On May 27, 2020, the National Broadcasting Commission ( NBC), announced a new code, emanating from a recent amendment to the Sixth Edition of its code.
Since then, many stakeholders in the creative industry, especially the entertainment sector, have been criticizing the new code, describing some of its provisions as unenforceable.
Although some of the intendments of the new code are good, the stakeholders are concerned that the recent amendment in the code seeks to limit exclusivity, hence abridge the rights of copyright owners.
Expressing his displeasure on the development, Jason Njoku, chief executive officer, Irokotv, stated that by seeking to limit exclusivity and rights, the new code amendments have the potential to discourage investment in the sector.
The Lagos Film Academy (LFA), also condemned the recent amendment for seeking to make content exclusivity illegal and compels right holders to sub-license content they have exclusive rights to, to other broadcasters, at a price enforced by the NBC.
The LFA lamented that the new code is problematic and would negatively impact the lives of Nigerian creatives and content producers who currently struggle with numerous challenges of production and distribution.
The same sentiment was expressed by Naz Onuzo, a movie producer, who said the NBC is wrong to seek to compel rights owners to sublicense their content.
“A lot of Nigerian content producers are concerned by the removal of the exclusivity clause because exclusivity deals are the most valuable and this bit reduces the value of the most desirable Nigerian content,” Onuzo said.
As well, Tony Okoroji, chairman, Copyright Society of Nigeria (COSON), noted that some of the provisions in the new broadcast code are good, some are unworkable while others are unconstitutional.
According to Okoroji, with the new code, the NBC is attempting to overreach itself by assuming powers of the National Assembly, hence he called for a revisit of the amendments.
“I understand the good intents of the new NBC Broadcast Code, but some of the provisions are unworkable, some even unconstitutional. The commission cannot overreach its powers and assume the powers of the National Assembly.
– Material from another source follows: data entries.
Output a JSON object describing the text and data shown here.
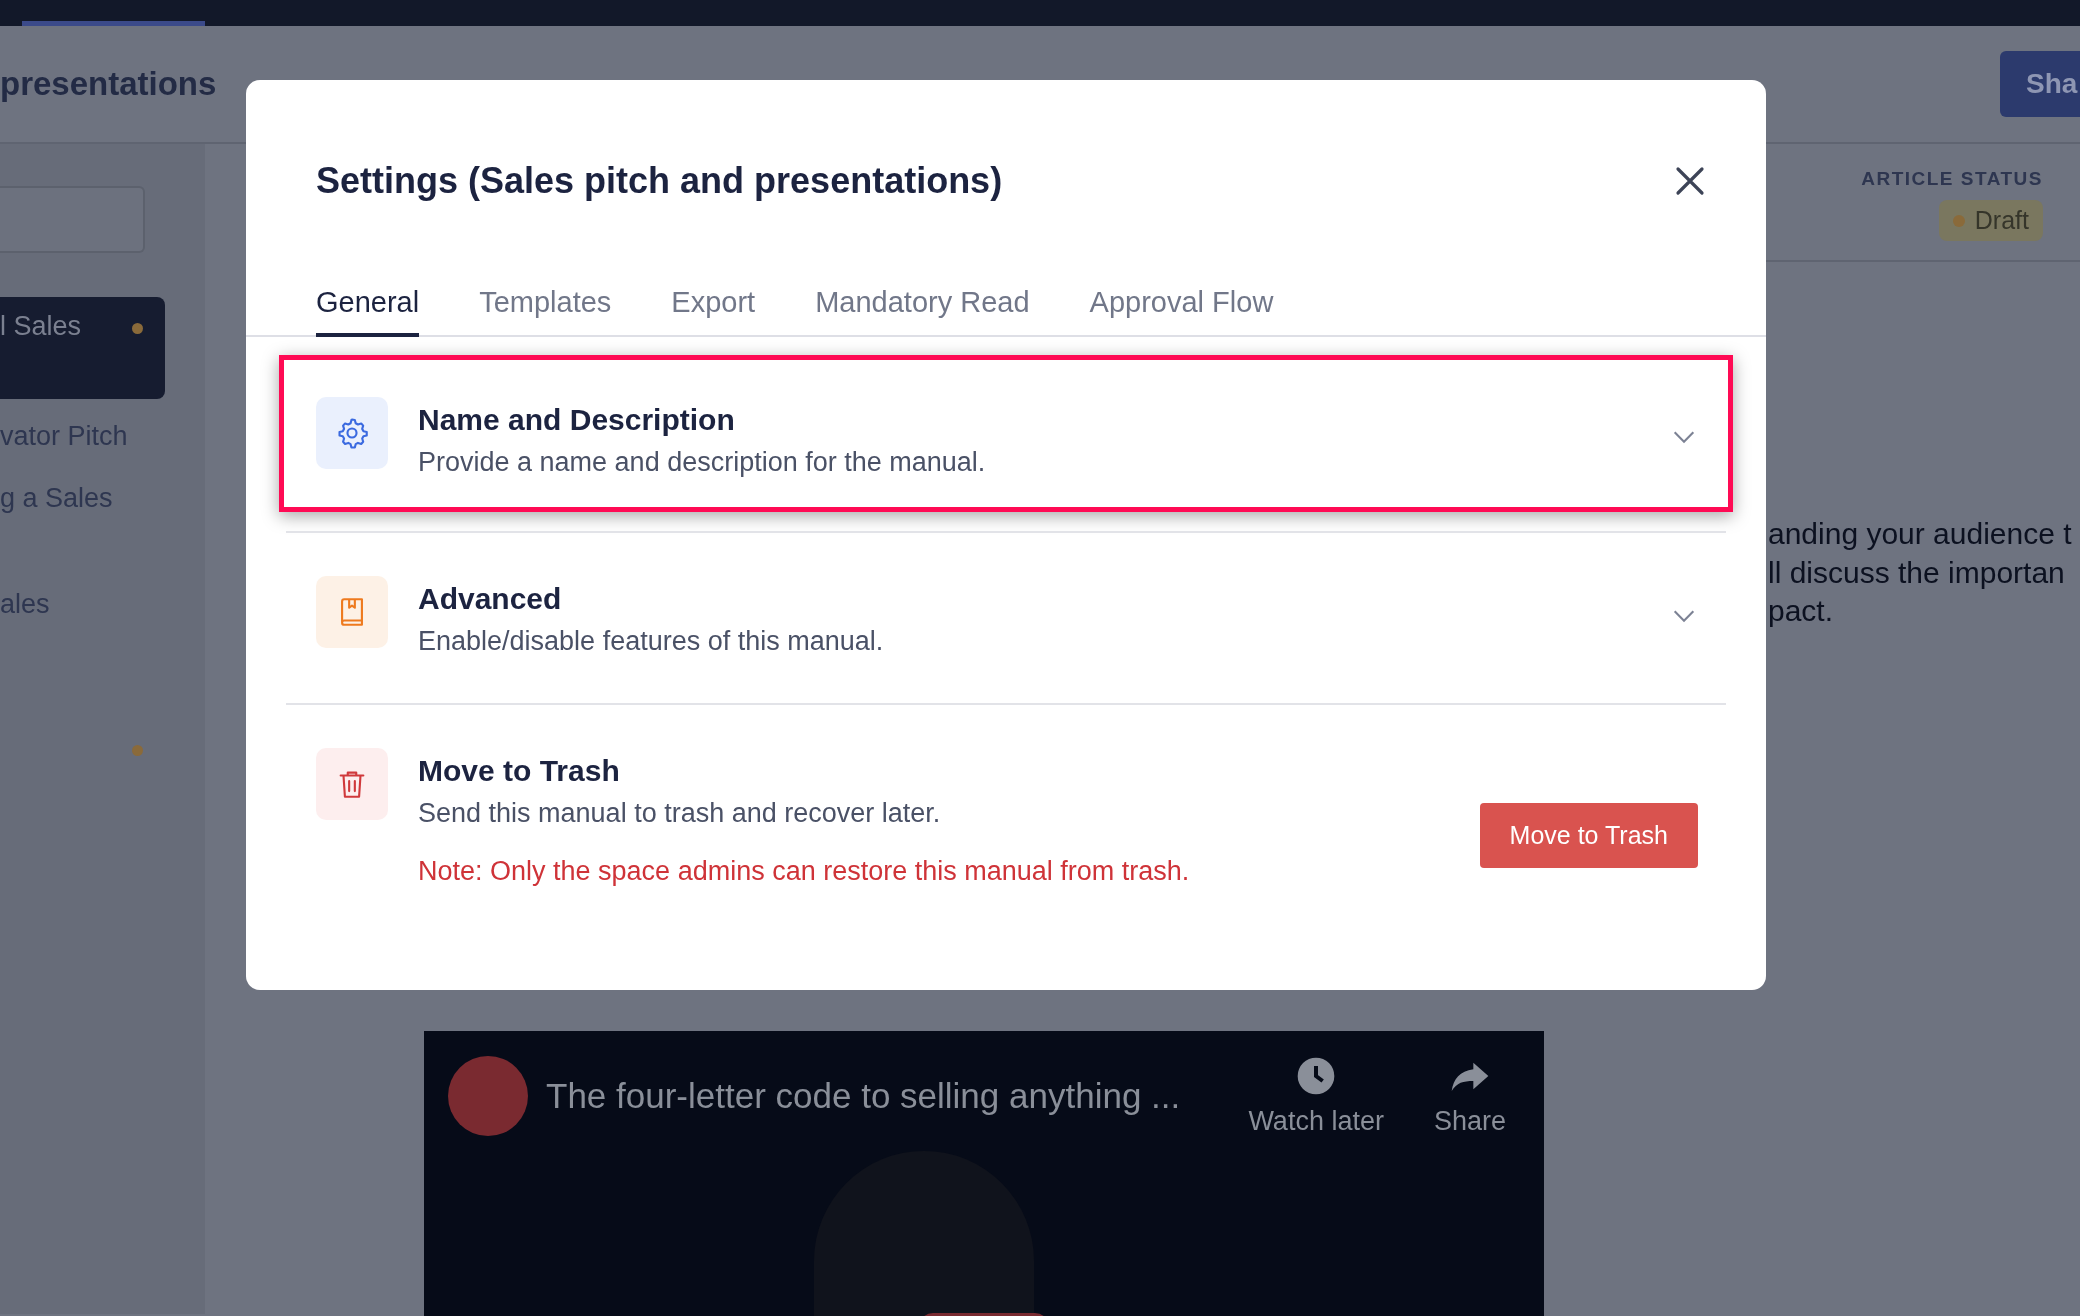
{
  "header": {
    "title": "presentations",
    "share_button": "Sha"
  },
  "sidebar": {
    "items": [
      {
        "label": "l Sales",
        "selected": true,
        "marked": true
      },
      {
        "label": "vator Pitch",
        "selected": false,
        "marked": false
      },
      {
        "label": "g a Sales",
        "selected": false,
        "marked": false
      },
      {
        "label": "ales",
        "selected": false,
        "marked": false
      },
      {
        "selected": false,
        "marked": true
      }
    ]
  },
  "article_status": {
    "label": "ARTICLE STATUS",
    "status": "Draft"
  },
  "article_text": [
    "anding your audience t",
    "ll discuss the importan",
    "pact."
  ],
  "modal": {
    "title": "Settings (Sales pitch and presentations)",
    "tabs": [
      {
        "label": "General",
        "selected": true
      },
      {
        "label": "Templates",
        "selected": false
      },
      {
        "label": "Export",
        "selected": false
      },
      {
        "label": "Mandatory Read",
        "selected": false
      },
      {
        "label": "Approval Flow",
        "selected": false
      }
    ],
    "sections": [
      {
        "kind": "expandable",
        "title": "Name and Description",
        "description": "Provide a name and description for the manual.",
        "expanded": false,
        "highlighted": true
      },
      {
        "kind": "expandable",
        "title": "Advanced",
        "description": "Enable/disable features of this manual.",
        "expanded": false,
        "highlighted": false
      },
      {
        "kind": "action",
        "title": "Move to Trash",
        "description": "Send this manual to trash and recover later.",
        "button": "Move to Trash",
        "note": "Note: Only the space admins can restore this manual from trash.",
        "highlighted": false
      }
    ]
  },
  "video": {
    "title": "The four-letter code to selling anything ...",
    "actions": [
      "Watch later",
      "Share"
    ]
  }
}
The code needs to be revisited,” he twitted on his Twitter handle, @Tonyokoroji.
According to Ruby Igwe, co-founder/ executive director, Lagos Film Academy, the code will make it difficult for operators and investors to derive maximum value from the value chain of content production or broadcast.
“Real growth in the broadcast industry will come from opening up the content production, distribution and broadcasting space by removing unnecessary roadblocks”, Igwe said.
Considering the right of owners, many copyright lawyers have argued that an intellectual property is exclusive to the owner and he can do as he wishes with it. They think it will abridge the rights of copyright owners, hence unconstitutional as earlier pointed out by Okoroji.
Citing the Nigerian Constitution, Nobert Chima, a lawyer, pointed out that Section 44 of the 1999 Constitution gives every Nigerian the right to own moveable properties or any interest in an immovable property and the rights over such properties cannot be compulsorily taken.
He argued that though intellectual property rights are intangible, they are moveable property rights. According to him, the provisions on exclusivity are inconsistent with Section 1 (3) of the Constitution, which states: “If any other law is inconsistent with the provisions of this constitution, this constitution shall prevail, and that other law shall to the extent of the inconsistency, be void.”
He also argued that Section 8 of the Copyright Act, Chapter C28 states that copyright in a broadcast shall be under the exclusive control of the owner.
“It is, therefore, safe to deduce that a broadcaster has the exclusive right to control his work and not even the government can, in anyway, control such”, Chima concluded.
However, while the stakeholders are still contesting the new code, the Lagos Film Academy has made some recommendations to the NBC for a win-win situation.
According to LFA, the National Broadcasting Commission, should widen the scope of consultations around the amendment of the broadcasting code, invite, involve and include real industry players, listen to their genuine concerns and inspire a level playing field.
LFA is urging the NBC to be a neutral industry regulator. “NBC should lay the guidelines, stand away and let the players play. It should not be involved in fixing sub-licensing prices, as it should be a willing-buyer-towilling-seller agreement that doesn’t involve the regulatory body”, LFA said.
The Ruby Igwe-led academy is also asking NBC to formally ban or discourage sale of airtime in the Nigerian broadcast industry, noting further that broadcasters should live or die by their content creation and commissioning. “Without a market-driven motivation to invest in content, local broadcasters may simply sit back and collect rent, like the NTA of today does. This singular action will reinvigorate the local content space massively. SABC in South Africa is a worthy case study”, LFA concluded.